Minix designers use the term "task" to refer to processes running in Layer 1.

Layer 2 contains various processes that act as user-space device drivers (DRV).

Layer 3 contains various higher level subsystems:

  • "process manager" (PM) implements most of the UNIX services that are related to processes
  • "file system" (FS) implements most of the UNIX services that are related to files
  • "reincarnation server" (RS) which periodically check (as a heart-beat) whether particular device driver run. It restarts those that crashed (due to segmentation fault, for example).
  • "data server" (DS) can be used by device drivers to store their internal state so that restart of the device driver is not visible to observers.
  • etc.

Programs explicitely run by Minix user appear in Layer 4.

The following section describe various examples of protection matrixes present internally within Minix. Each of them is enforced by the KERNEL task.

Protection matrix that defines which processes can use which IPC mechanisms

The KERNEL task provides five different IPC primitives:

  • send
  • receive
  • sendrec
  • notify
  • echo

The following protection matrix defines which (group of) processes can use which particular IPC primitives.

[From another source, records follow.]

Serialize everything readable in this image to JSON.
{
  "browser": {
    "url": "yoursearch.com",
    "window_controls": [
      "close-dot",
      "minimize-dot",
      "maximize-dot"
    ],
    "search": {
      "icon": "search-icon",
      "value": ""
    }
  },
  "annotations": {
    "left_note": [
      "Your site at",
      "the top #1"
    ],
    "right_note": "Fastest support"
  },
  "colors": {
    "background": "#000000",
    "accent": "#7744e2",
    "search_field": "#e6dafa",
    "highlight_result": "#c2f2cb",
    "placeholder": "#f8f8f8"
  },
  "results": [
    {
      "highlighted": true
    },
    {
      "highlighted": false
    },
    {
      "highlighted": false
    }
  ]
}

Image:Protection matrix concerned with Minix IPC primitives.png

(Group of) processes are subjects. Particular IPC primitives are objects. Operation is invocation of a given IPC primitive.

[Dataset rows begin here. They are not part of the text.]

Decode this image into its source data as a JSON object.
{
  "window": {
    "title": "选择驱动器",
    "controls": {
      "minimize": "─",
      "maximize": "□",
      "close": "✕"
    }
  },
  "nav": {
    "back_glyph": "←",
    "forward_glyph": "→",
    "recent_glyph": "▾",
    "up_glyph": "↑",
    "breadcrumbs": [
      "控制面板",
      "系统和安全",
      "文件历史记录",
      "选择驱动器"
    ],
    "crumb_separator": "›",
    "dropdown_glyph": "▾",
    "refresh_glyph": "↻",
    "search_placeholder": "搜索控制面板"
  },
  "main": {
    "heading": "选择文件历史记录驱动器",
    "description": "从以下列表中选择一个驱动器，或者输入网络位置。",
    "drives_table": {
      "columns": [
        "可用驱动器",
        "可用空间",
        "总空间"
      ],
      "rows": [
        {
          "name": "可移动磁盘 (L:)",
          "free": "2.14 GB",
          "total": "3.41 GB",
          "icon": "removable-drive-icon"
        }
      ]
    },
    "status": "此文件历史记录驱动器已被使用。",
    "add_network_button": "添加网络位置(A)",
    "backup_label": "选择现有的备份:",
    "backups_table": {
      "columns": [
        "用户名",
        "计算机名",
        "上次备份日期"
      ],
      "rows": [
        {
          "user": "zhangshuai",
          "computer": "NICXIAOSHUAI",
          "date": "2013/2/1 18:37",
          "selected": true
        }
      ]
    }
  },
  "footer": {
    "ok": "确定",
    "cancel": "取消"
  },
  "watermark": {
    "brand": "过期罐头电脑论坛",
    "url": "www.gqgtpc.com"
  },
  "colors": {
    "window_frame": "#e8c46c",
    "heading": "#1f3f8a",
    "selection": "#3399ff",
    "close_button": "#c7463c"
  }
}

Protection matrix that defines which processes can talk to which other processes

The operating system is composed from multiple processes:

  • SYSTEM (the system task)
  • PM (the process manager)
  • FS (the file system)
  • RS (the reincarnation server)
  • MEM (the memory driver)
  • LOG (the logging driver)
  • TTY (the terminal driver)
  • DS (the data server)
  • INIT (the init process)
  • CLOCK (the clock driver)

The following matrix defines allwed interaction (via IPC primitives) among processes.

Image:Protection matrix concerned with communication between Minix layers.png

In this case, rows are (groups of) subjects and columns are objects. Operation in this case is any IPC primitive.

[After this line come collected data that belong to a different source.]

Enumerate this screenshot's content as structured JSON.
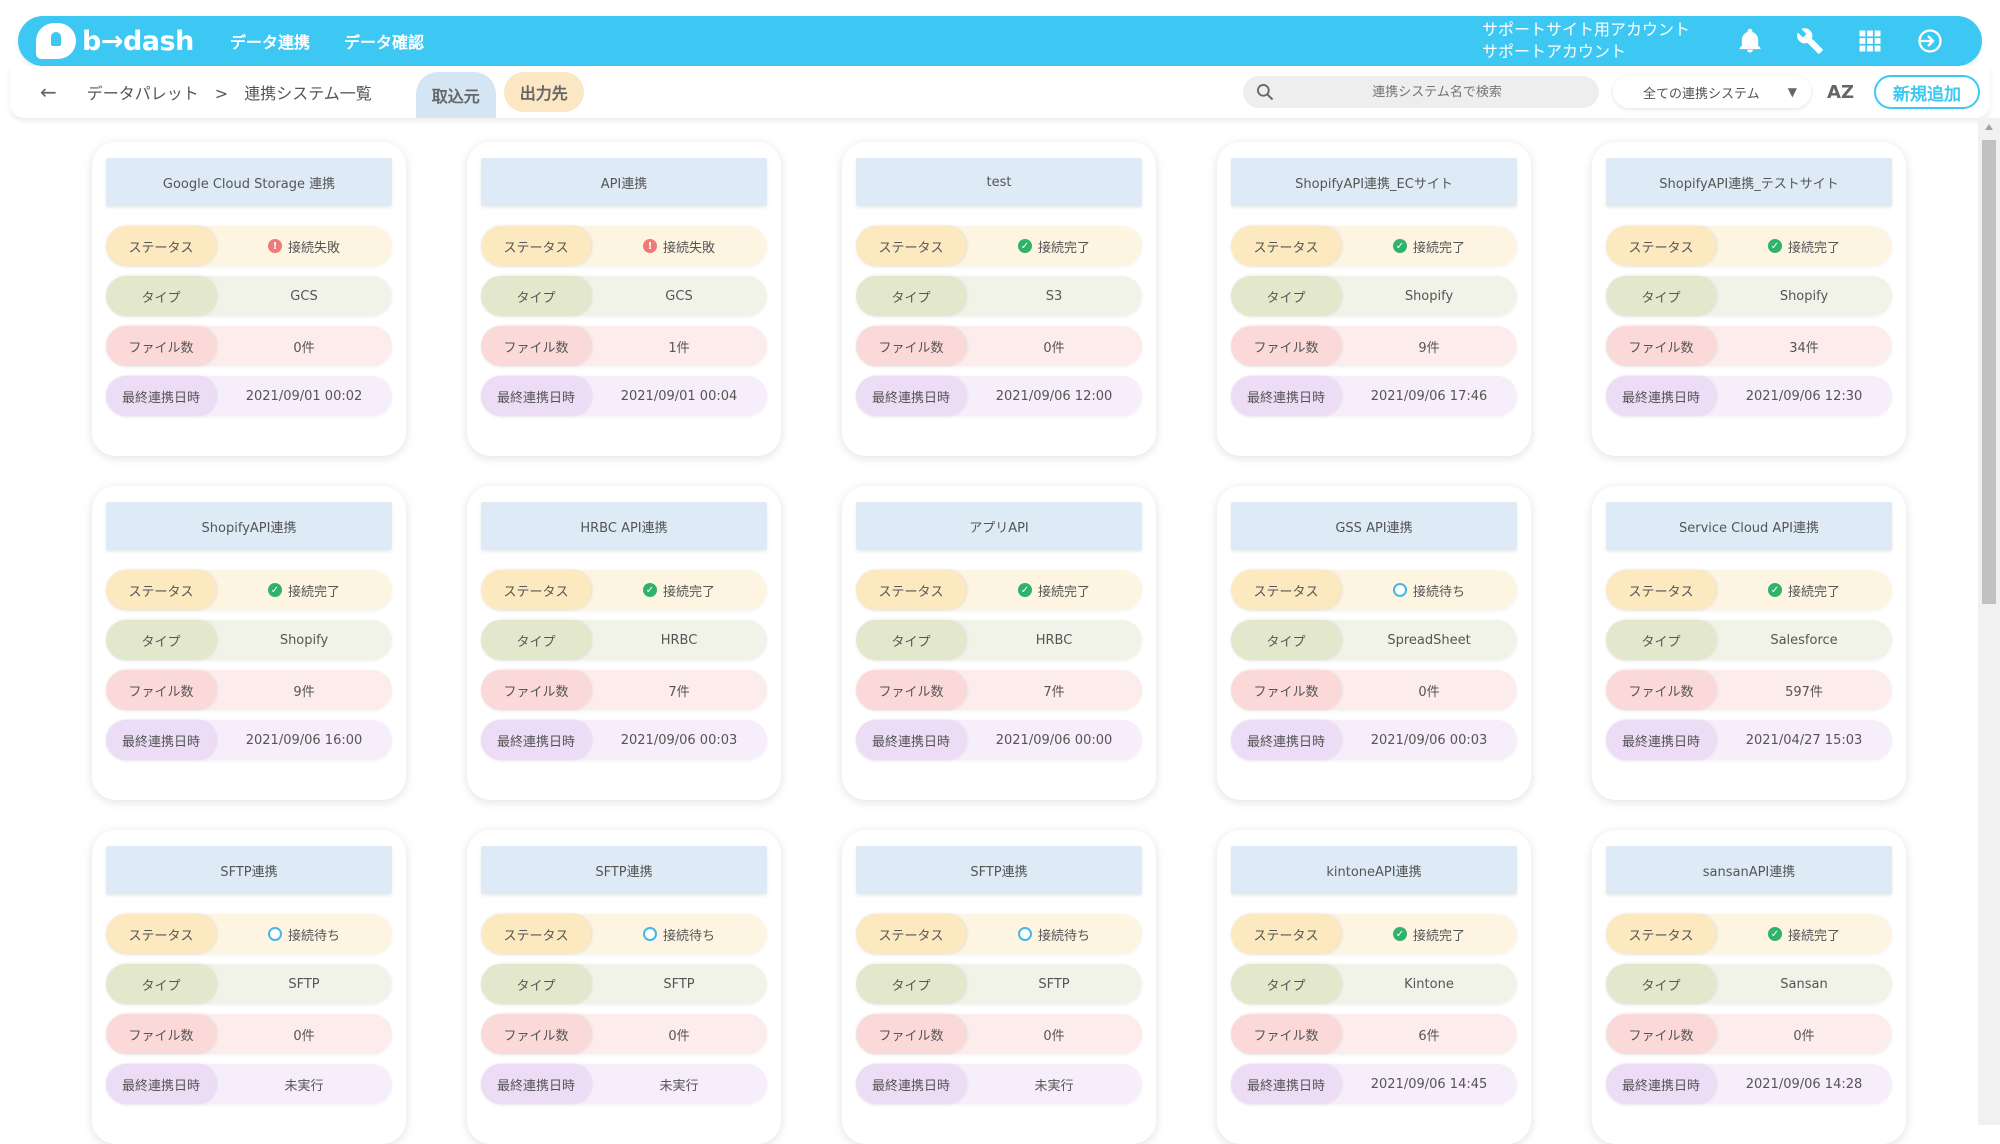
{
  "header": {
    "logo_text": "b→dash",
    "nav": [
      "データ連携",
      "データ確認"
    ],
    "account_line1": "サポートサイト用アカウント",
    "account_line2": "サポートアカウント"
  },
  "subbar": {
    "breadcrumb_root": "データパレット",
    "breadcrumb_sep": ">",
    "breadcrumb_current": "連携システム一覧",
    "tab_in": "取込元",
    "tab_out": "出力先",
    "search_placeholder": "連携システム名で検索",
    "filter_value": "全ての連携システム",
    "sort_label": "AZ",
    "new_button": "新規追加"
  },
  "labels": {
    "status": "ステータス",
    "type": "タイプ",
    "files": "ファイル数",
    "date": "最終連携日時"
  },
  "cards": [
    {
      "title": "Google Cloud Storage 連携",
      "status": "接続失敗",
      "status_kind": "fail",
      "type": "GCS",
      "files": "0件",
      "date": "2021/09/01 00:02"
    },
    {
      "title": "API連携",
      "status": "接続失敗",
      "status_kind": "fail",
      "type": "GCS",
      "files": "1件",
      "date": "2021/09/01 00:04"
    },
    {
      "title": "test",
      "status": "接続完了",
      "status_kind": "ok",
      "type": "S3",
      "files": "0件",
      "date": "2021/09/06 12:00"
    },
    {
      "title": "ShopifyAPI連携_ECサイト",
      "status": "接続完了",
      "status_kind": "ok",
      "type": "Shopify",
      "files": "9件",
      "date": "2021/09/06 17:46"
    },
    {
      "title": "ShopifyAPI連携_テストサイト",
      "status": "接続完了",
      "status_kind": "ok",
      "type": "Shopify",
      "files": "34件",
      "date": "2021/09/06 12:30"
    },
    {
      "title": "ShopifyAPI連携",
      "status": "接続完了",
      "status_kind": "ok",
      "type": "Shopify",
      "files": "9件",
      "date": "2021/09/06 16:00"
    },
    {
      "title": "HRBC API連携",
      "status": "接続完了",
      "status_kind": "ok",
      "type": "HRBC",
      "files": "7件",
      "date": "2021/09/06 00:03"
    },
    {
      "title": "アプリAPI",
      "status": "接続完了",
      "status_kind": "ok",
      "type": "HRBC",
      "files": "7件",
      "date": "2021/09/06 00:00"
    },
    {
      "title": "GSS API連携",
      "status": "接続待ち",
      "status_kind": "wait",
      "type": "SpreadSheet",
      "files": "0件",
      "date": "2021/09/06 00:03"
    },
    {
      "title": "Service Cloud API連携",
      "status": "接続完了",
      "status_kind": "ok",
      "type": "Salesforce",
      "files": "597件",
      "date": "2021/04/27 15:03"
    },
    {
      "title": "SFTP連携",
      "status": "接続待ち",
      "status_kind": "wait",
      "type": "SFTP",
      "files": "0件",
      "date": "未実行"
    },
    {
      "title": "SFTP連携",
      "status": "接続待ち",
      "status_kind": "wait",
      "type": "SFTP",
      "files": "0件",
      "date": "未実行"
    },
    {
      "title": "SFTP連携",
      "status": "接続待ち",
      "status_kind": "wait",
      "type": "SFTP",
      "files": "0件",
      "date": "未実行"
    },
    {
      "title": "kintoneAPI連携",
      "status": "接続完了",
      "status_kind": "ok",
      "type": "Kintone",
      "files": "6件",
      "date": "2021/09/06 14:45"
    },
    {
      "title": "sansanAPI連携",
      "status": "接続完了",
      "status_kind": "ok",
      "type": "Sansan",
      "files": "0件",
      "date": "2021/09/06 14:28"
    }
  ]
}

Protection matrix that defines which processes can use which "kernel calls"

Even though most of the Minix operating system is implemented as a set of user-space processes, there are actions that cannot be done by user space processes. They were refactored to SYSTEM task which runs in the kernel space and, when these services are invoked, it performs them on behalf of the invoker. The SYSTEM task supports the following services:

  • sys_fork
  • sys_exec
  • sys_exit
  • sys_nice
  • ...

The protection matrix defines which services of the SYSTEM task can be invoked by which processes.

Image:Protection matrix concerned with kernel calls.png

In this case, rows are (groups of) subjects and columns are are objects. Operation in this case is invocation of a particular service of the SYSTEM task.